• [^] # Re: Hummm cela cache aussi la brevetabilite des algo mathematiques

    Posté par . En réponse à la dépêche Brevets logiciels : analyse de la directive votée par le Conseil de l'UE. Évalué à 6.

    Desole de te le dire comme ca, mais tu melanges tout.

    Je comprends ce que pourrait être un brevet sur un algorithme (par exemple l'algorithme de compression des .gif) ; ça empêche les concurrents d'utiliser le même algorithme pour ça, rien n'empêche de faire autrement : l'utilisateur ne voit pas la différence (à part peut-être n temps d'exécution) entre deux logiciels utilisant des algorithmes différents.
    Breveter un algorithme = breveter une idee mathematique.
    Cela est trop dangereux. Regarde le lien de Gérald Sédrati-Dinet.

    De plus, imagine qu'il n'existe qu'un seul algorithme qui puisse resoudre un probleme NP complet en temps fini. S'il est brevete, comment tu fais ensuite? Tu laisse tourner ta machine pendant des annees?


    Une fonctionnalité, ce n'est pas du tout la même chose. C'est par exemple le bloquage des pop-up dans un navigateur. Si c'est la fonctionnalité qui est brevetée, alors il sera interdit de faire un navigateur qui bloque les pop-up sans autorisation,...
    Et c'est un probleme enorme. Cela ralentit l'innovation dans ce domaine, et cela serait totalement au detriment des utilisateurs.

    De plus, dis moi ou est le caractere innovant la-dedans? Tu as des messages qui s'affiche sur ton ecran. est-ce qu'il faut reelement sortir de polytechnique pour se dire "Ce serait bien si je pouvais les bloquer!" ?


    Bref, les brevets logiciels tels qui sont autorisés couvrent-ils à la fois les algorithmes et les fonctionnalités?
    Si j'ai bien compris, les algorithmes, c'est oui (art 5) et les fonctionnalites aussi (art 2a).

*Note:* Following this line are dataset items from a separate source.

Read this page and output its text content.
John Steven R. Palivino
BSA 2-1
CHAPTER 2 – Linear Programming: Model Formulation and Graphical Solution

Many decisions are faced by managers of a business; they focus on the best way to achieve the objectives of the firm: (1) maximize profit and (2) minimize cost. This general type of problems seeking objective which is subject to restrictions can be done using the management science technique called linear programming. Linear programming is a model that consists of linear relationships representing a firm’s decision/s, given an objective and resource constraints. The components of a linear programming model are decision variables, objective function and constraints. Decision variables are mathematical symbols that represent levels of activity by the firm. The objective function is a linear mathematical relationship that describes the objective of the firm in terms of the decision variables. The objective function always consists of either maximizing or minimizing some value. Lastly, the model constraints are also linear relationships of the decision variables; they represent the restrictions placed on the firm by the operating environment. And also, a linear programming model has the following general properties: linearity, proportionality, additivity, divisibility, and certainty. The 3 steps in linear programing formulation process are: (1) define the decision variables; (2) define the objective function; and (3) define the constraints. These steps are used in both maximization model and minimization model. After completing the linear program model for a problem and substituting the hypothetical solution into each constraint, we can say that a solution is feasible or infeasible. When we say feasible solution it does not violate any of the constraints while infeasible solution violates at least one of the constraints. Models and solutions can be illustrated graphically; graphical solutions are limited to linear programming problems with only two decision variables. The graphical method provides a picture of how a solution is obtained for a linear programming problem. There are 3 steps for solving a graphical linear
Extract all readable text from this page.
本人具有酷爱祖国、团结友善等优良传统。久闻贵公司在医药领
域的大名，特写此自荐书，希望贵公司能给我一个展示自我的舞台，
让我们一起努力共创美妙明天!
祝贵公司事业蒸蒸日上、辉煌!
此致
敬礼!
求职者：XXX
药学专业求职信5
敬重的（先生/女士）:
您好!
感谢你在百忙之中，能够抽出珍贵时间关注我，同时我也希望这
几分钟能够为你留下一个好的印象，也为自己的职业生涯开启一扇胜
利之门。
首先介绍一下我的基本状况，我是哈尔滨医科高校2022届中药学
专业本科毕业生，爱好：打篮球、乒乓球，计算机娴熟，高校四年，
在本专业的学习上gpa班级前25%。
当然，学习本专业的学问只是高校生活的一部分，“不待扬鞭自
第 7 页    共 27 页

    Si c'est les algorithmes, ça ne change finalement pas grand chose, puisque le droit d'auteur les protégeait déja en partie.
    Grossiere erreur. Lit http://www.abul.org/article190.html,(...) et notamment la partie "Brevetabilité logicielle et droit d’auteur sont exclusifs".
    Les brevets sont tres differents du droit d'auteur. L'idee ne peut etre copiee. Alors que dans le droit d'auteur l'idee peut etre copiee, mais ce n'est pas pour ca que tu implementeras un solution plus efficace ou meilleure que celle deja existante.


    Si c'est les fonctionnalités, lesquelles pourrait correspondre au terme de "nouvelles"?
    C'est la le noeud du probleme. Et la je dois t'avouer que j'en ai marre d'essayer de comprendre ces foutus textes.


    Naïvement, (...), on pourrait penser que toutes les fonctionnalités existantes existent déja,par définition, et qu'aucune idée existante à ce jour ne pourrait être brevetée, ce qui laisse quand même beaucoup de marge pour les développeurs indépendants.
    Sauf que ce n'est pas du tout le cas aux US: regarde le brevet de Microsoft sur les bureaux virtuels (merci a ceux qui ont poste cette info).


    Dès qu'une nouvelle fonctionnalité sera imaginée, soit elle est immédiatement brevetée, soit elle ne l'est pas, et donc tout brevet postérieur ne pourra être validé (puisque la fonctionnalité n'est pas "nouvelle")
    Oui si tu peux prouver que tu as deja invente la chose.
    Et paf!! => il te faut un brevet.


    <i<Au logiciel libre d'innover dès maintenant, afin de restreindre le domaine des fonctions potentiellement brevetables dans l'avenir, non?

    Tout a fait d'accord si c'etait bien le cas de ton avant derniere phrase.
    Mais la non.
    Pour prouver ton anteriorite, rien ne vaut un brevet. Les PME ne disposent pas d'assez de tunes pour deposer tous les brevets qu'elles veulent, alors je ne te parle meme pas du cas du developpeur de logiciels libres (ah ben si parlons en!).
    De plus, en supposant qu'ils peuvent deposer des brevets (Ce qui reste possible mais cher), ces derniers n'ont pas des oreilles sur le monde pour verifier si leur brevet n'a pas ete redepose dans leur dos (puiske les offices de brevets ne font pas de recherche d'anteriorite).